# 0 Acceptance Rate



## Whatever (Apr 30, 2015)

Has anyone got down to a "0" acceptance rate on your ratings?


----------



## Shangsta (Aug 15, 2016)

Whatever said:


> Has anyone got down to a "0" acceptance rate on your ratings?


That means rejecting 50 pings in a row. Why would anyone do that?


----------



## A T (Aug 3, 2016)

Shangsta said:


> That means rejecting 50 pings in a row. Why would anyone do that?


Maybe there all uber pool hahahaha


----------



## GrinsNgiggles (Oct 11, 2016)

Shangsta said:


> That means rejecting 50 pings in a row. Why would anyone do that?


Because fun  I had a decent week last week so I sat on my couch Friday evening with app on with the only intention of accepting a select ride. Never happened. Dropped 50% in about two hours bahahaha would have kept going but I was tired. It's already going up


----------



## steveK2016 (Jul 31, 2016)

Shangsta said:


> That means rejecting 50 pings in a row. Why would anyone do that?


At that point, why even be online, right?


----------



## sporadic (Jan 20, 2016)

I'm currently at 2%. Been at 0% a few weeks back.


----------



## Whatever (Apr 30, 2015)

sporadic said:


> I'm currently at 2%. Been at 0% a few weeks back.


Thanks appreciate your answer


----------



## Shangsta (Aug 15, 2016)

sporadic said:


> I'm currently at 2%. Been at 0% a few weeks back.


Why are you even online? You are killing the chance of it surging in your area. Way to screw other drivers.


----------



## sporadic (Jan 20, 2016)

Shangsta said:


> Why are you even online? You are killing the chance of it surging in your area. Way to screw other drivers.
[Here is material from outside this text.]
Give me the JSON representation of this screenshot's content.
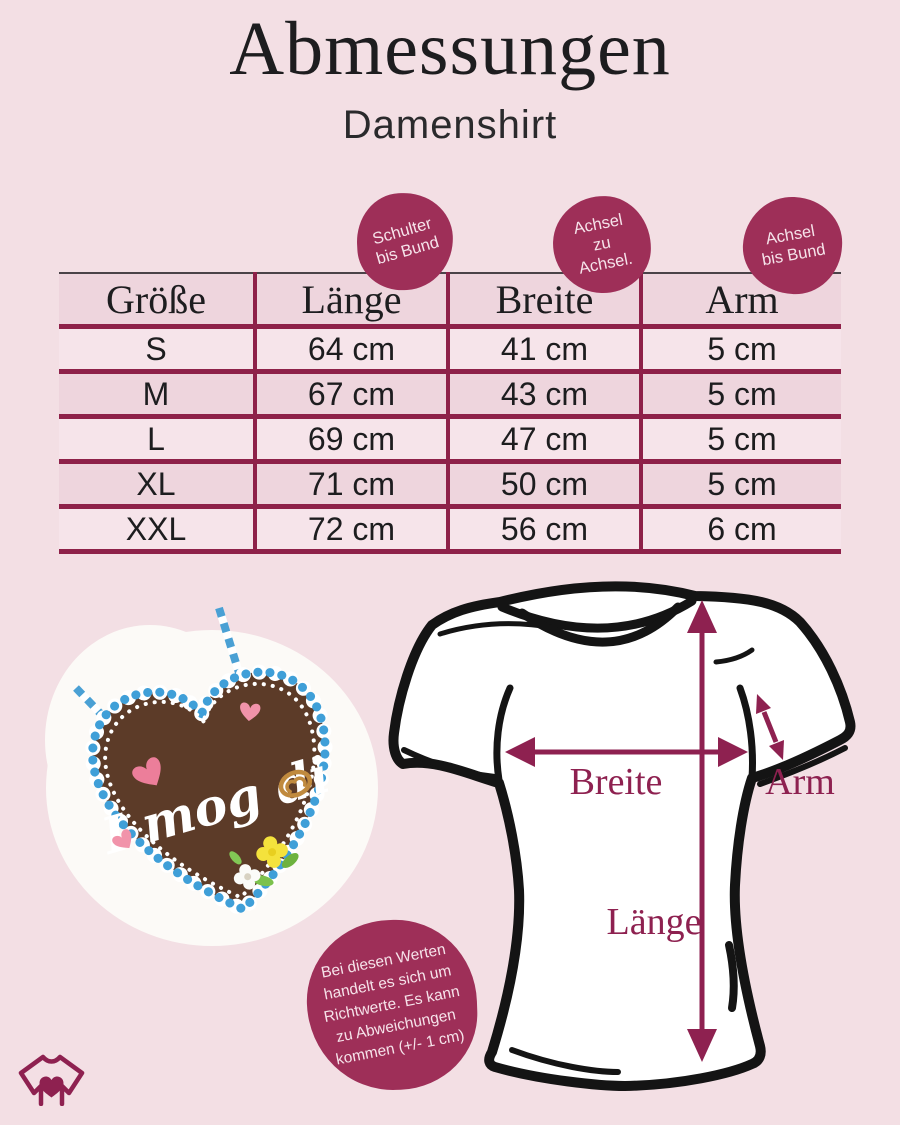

Because I go online to get bombarded with a variety of sub 1.5x pings in a 1.8x zone. Anything below 1.6x is charity, not worth doing.


----------



## LeftLaneLosers (Mar 8, 2016)

sporadic said:


> Because I go online to get bombarded with a variety of sub 1.5x pings in a 1.8x zone. Anything below 1.6x is charity, not worth doing.


You actually trust the accuracy of the surge? Hahaha!


----------



## Emp9 (Apr 9, 2015)

im at 0 right now yet i took someone on a ride today , 1 canceled on me and the other i canceled on. so i dont know how its showing 0 but probably to avoid paying out any trip bonus. not that i was going for it anyway.


----------



## Michael - Cleveland (Jan 1, 2015)

Shangsta said:


> That means rejecting 50 pings in a row. Why would anyone do that?


hehe... 
1. Sit in the middle of a 4.x surge - and keep rejecting non-surge ride requests from 5 miles away.
2. Sit in an airport queue for an hour, slowly moving up in line for an airport trip - and reject all non-airport ride-requests.


----------



## LeftLaneLosers (Mar 8, 2016)

Michael - Cleveland said:


> hehe...
> 1. Sit in the middle of a 4.x surge - and keep rejecting non-surge ride requests from 5 miles away.


I've been down that road except the pings I was ignoring were around 20 miles away.


----------



## Shangsta (Aug 15, 2016)

Michael - Cleveland said:


> hehe...
> 1. Sit in the middle of a 4.x surge - and keep rejecting non-surge ride requests from 5 miles away.
> 2. Sit in an airport queue for an hour, slowly moving up in line for an airport trip - and reject all non-airport ride-requests.


Yeah I do that and ignore maybe 2 or 3 pings but 50 times in a row? You would be booted off 20 or so times for rejecting rides.

You kill surge when you sit online. Some rookie drivers don't understand Uber.


----------